Continuing with the above example, now we will call the mdlovofit function, to obtain the best aligment of 80% of the atoms in each frame relative to the first frame:

md = mdlovofit(sim; fraction=0.8, output_name="mysim")
-------------------------------------------------------------------
MDLovoFitResult: Simulation(structure.pdb, trajectory.dcd)

-------------------------------------------------------------------

Aligned pdb file: mysim_aligned.pdb
RMSF data file: mysim_rmsf.dat
RMSD data file: mysim_rmsd.dat

Number of frames considered: 5
Average RMSD of all atoms: 2.01
Average RMSD of the 80.0% atoms of lowest RMSD: 1.13
Average RMSD of the 20.0% atoms of highest RMSD: 5.31

Frame indices availabe in field: frame_indices
RMSD data availabe in fields: rmsd_low, rmsd_high, and rmsd_all

RMSF data availabe in field: rmsf (Number of atoms: 43)
-------------------------------------------------------------------

We now see that we can, in average, align 80% of the atoms in all frames to 1.13Å. The output RMSD and RMSF data is available in the md data structure, and additionally three files were generated, containing:

  1. mysim_aligned.pdb: a sequence of PDB files of the aligned trajectory.
  2. mysim_rmsd.dat: the RMSD data for low, high, and all atoms.
  3. mysim_rmsf.dat: the RMSF data for the atoms, resulting from the robust alignment.

We can plot an overview of the results with:

plot(md)
Example block output

And we can see that, in this short (5-frame) trajectory, the N-terminal region of the protein is the one responsible for the structural deviations, while there is a rigid structural core between residues I221 and K249.

Step 3: Visualization of the aligned trajectory

The PDB file created by mdlovofit contains the frames aligned to the reference frame, according to the robust alignment based on the least mobile substructure (determined by fraction).

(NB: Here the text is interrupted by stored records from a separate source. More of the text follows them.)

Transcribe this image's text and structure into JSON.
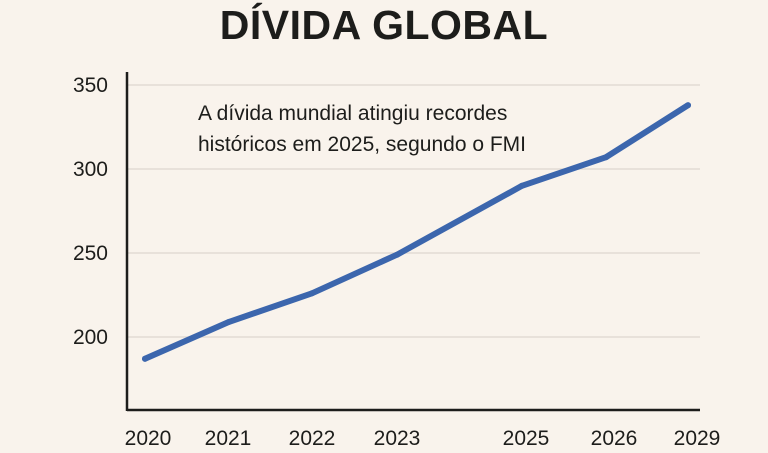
{
  "chart_data": {
    "type": "line",
    "title": "DÍVIDA GLOBAL",
    "xlabel": "",
    "ylabel": "",
    "x": [
      "2020",
      "2021",
      "2022",
      "2023",
      "2025",
      "2026",
      "2029"
    ],
    "categories": [
      "2020",
      "2021",
      "2022",
      "2023",
      "2025",
      "2026",
      "2029"
    ],
    "series": [
      {
        "name": "Dívida global",
        "values": [
          187,
          209,
          226,
          249,
          290,
          307,
          338
        ],
        "color": "#3c66ad"
      }
    ],
    "yticks": [
      200,
      250,
      300,
      350
    ],
    "ylim": [
      156,
      358
    ],
    "grid": true,
    "legend": "none",
    "annotation": {
      "lines": [
        "A dívida mundial atingiu recordes",
        "históricos em 2025, segundo o FMI"
      ],
      "placement": "top-left"
    }
  },
  "colors": {
    "background": "#f9f3ec",
    "line": "#3c66ad",
    "grid": "#e2dbd3",
    "axis": "#1d1d1b",
    "text": "#1d1d1b"
  }
}
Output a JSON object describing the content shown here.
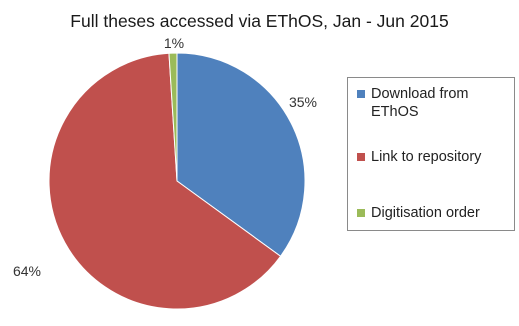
{
  "chart_data": {
    "type": "pie",
    "title": "Full theses accessed via EThOS, Jan - Jun 2015",
    "slices": [
      {
        "name": "Download from EThOS",
        "value": 35,
        "label": "35%",
        "color": "#4f81bd"
      },
      {
        "name": "Link to repository",
        "value": 64,
        "label": "64%",
        "color": "#c0504d"
      },
      {
        "name": "Digitisation order",
        "value": 1,
        "label": "1%",
        "color": "#9bbb59"
      }
    ],
    "start_position": "12 o'clock, clockwise",
    "legend_position": "right"
  }
}
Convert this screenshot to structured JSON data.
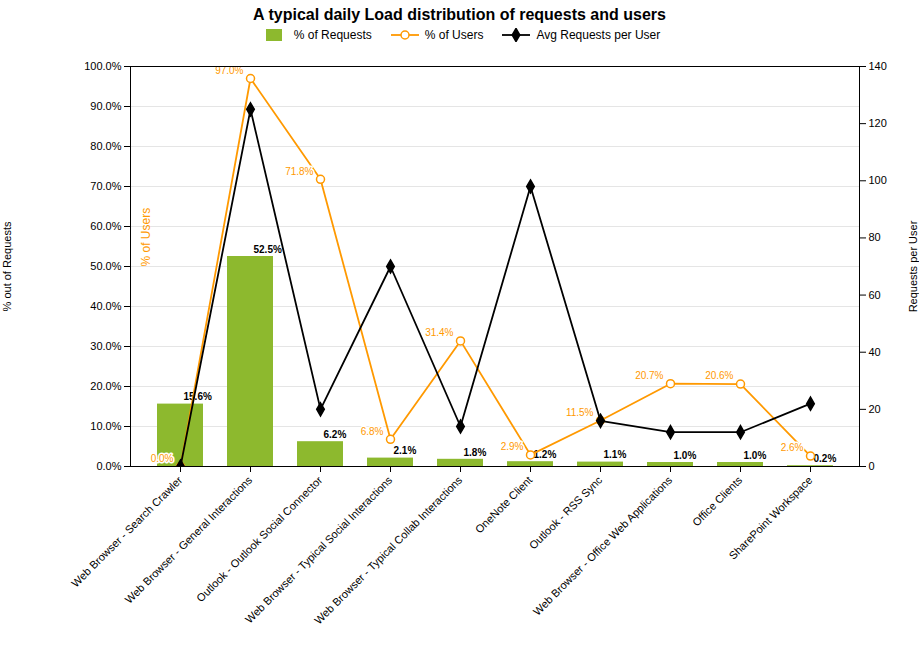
{
  "chart_data": {
    "type": "bar",
    "title": "A typical daily Load distribution of requests and users",
    "categories": [
      "Web Browser - Search Crawler",
      "Web Browser - General Interactions",
      "Outlook - Outlook Social Connector",
      "Web Browser - Typical Social Interactions",
      "Web Browser - Typical Collab Interactions",
      "OneNote Client",
      "Outlook - RSS Sync",
      "Web Browser - Office Web Applications",
      "Office Clients",
      "SharePoint Workspace"
    ],
    "series": [
      {
        "name": "% of Requests",
        "type": "bar",
        "color": "#8db92e",
        "values": [
          15.6,
          52.5,
          6.2,
          2.1,
          1.8,
          1.2,
          1.1,
          1.0,
          1.0,
          0.2
        ],
        "data_labels": true,
        "value_labels": [
          "15.6%",
          "52.5%",
          "6.2%",
          "2.1%",
          "1.8%",
          "1.2%",
          "1.1%",
          "1.0%",
          "1.0%",
          "0.2%"
        ]
      },
      {
        "name": "% of Users",
        "type": "line",
        "color": "#ff9900",
        "marker": "circle",
        "values": [
          0.0,
          97.0,
          71.8,
          6.8,
          31.4,
          2.9,
          11.5,
          20.7,
          20.6,
          2.6
        ],
        "data_labels": true,
        "value_labels": [
          "0.0%",
          "97.0%",
          "71.8%",
          "6.8%",
          "31.4%",
          "2.9%",
          "11.5%",
          "20.7%",
          "20.6%",
          "2.6%"
        ]
      },
      {
        "name": "Avg Requests per User",
        "type": "line",
        "color": "#000000",
        "marker": "diamond",
        "axis": "y2",
        "values": [
          0,
          125,
          20,
          70,
          14,
          98,
          16,
          12,
          12,
          22
        ]
      }
    ],
    "ylabel": "% out of Requests",
    "y2label": "Requests per User",
    "annotations": [
      "% of Users"
    ],
    "ylim": [
      0,
      100
    ],
    "yticks": [
      {
        "value": 0,
        "label": "0.0%"
      },
      {
        "value": 10,
        "label": "10.0%"
      },
      {
        "value": 20,
        "label": "20.0%"
      },
      {
        "value": 30,
        "label": "30.0%"
      },
      {
        "value": 40,
        "label": "40.0%"
      },
      {
        "value": 50,
        "label": "50.0%"
      },
      {
        "value": 60,
        "label": "60.0%"
      },
      {
        "value": 70,
        "label": "70.0%"
      },
      {
        "value": 80,
        "label": "80.0%"
      },
      {
        "value": 90,
        "label": "90.0%"
      },
      {
        "value": 100,
        "label": "100.0%"
      }
    ],
    "y2lim": [
      0,
      140
    ],
    "y2ticks": [
      0,
      20,
      40,
      60,
      80,
      100,
      120,
      140
    ],
    "grid": true,
    "legend": "top"
  }
}
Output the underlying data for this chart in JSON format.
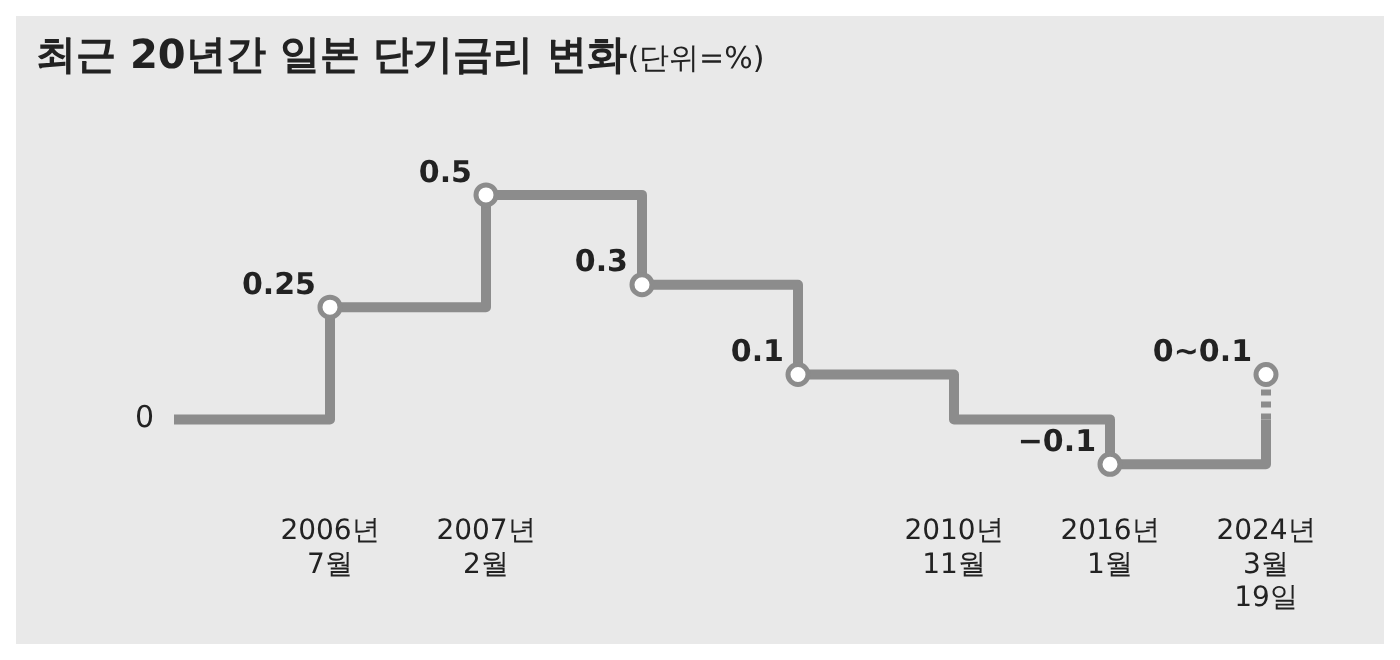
{
  "chart_data": {
    "type": "step",
    "title": "최근 20년간 일본 단기금리 변화",
    "subtitle": "(단위=%)",
    "categories": [
      null,
      "2006년 7월",
      "2007년 2월",
      null,
      null,
      "2010년 11월",
      "2016년 1월",
      "2024년 3월 19일"
    ],
    "series": [
      {
        "color": "#8c8c8c",
        "values": [
          0,
          0.25,
          0.5,
          0.3,
          0.1,
          0,
          -0.1,
          0
        ],
        "value_labels": [
          "0",
          "0.25",
          "0.5",
          "0.3",
          "0.1",
          null,
          "−0.1",
          null
        ]
      },
      {
        "type": "line",
        "line_style": "dotted",
        "color": "#8c8c8c",
        "x": [
          "2024년 3월 19일",
          "2024년 3월 19일"
        ],
        "values": [
          0,
          0.1
        ],
        "value_labels": [
          null,
          "0~0.1"
        ]
      }
    ],
    "marker": "circle",
    "legend": false,
    "grid": false
  }
}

The file contains multiple models, separated by the END keyword.

The occupancy field of the atoms determines if the atom was used in the aligment, thus if it was found among the least mobile atoms of the simulation. The beta field contains the RMSF of the atom, in each frame.

Using, for example, VMD, it is possible to display all frames at once, colored by occupancy, providing an overview of the mobility of the structure:

mdlovofit.png

This structural superposition and the associated colors are correlatd with the RMSF plot above. Red atoms were not used for the aligment and display high mobility, and blue atoms represent the stable core of the structure and were aligned.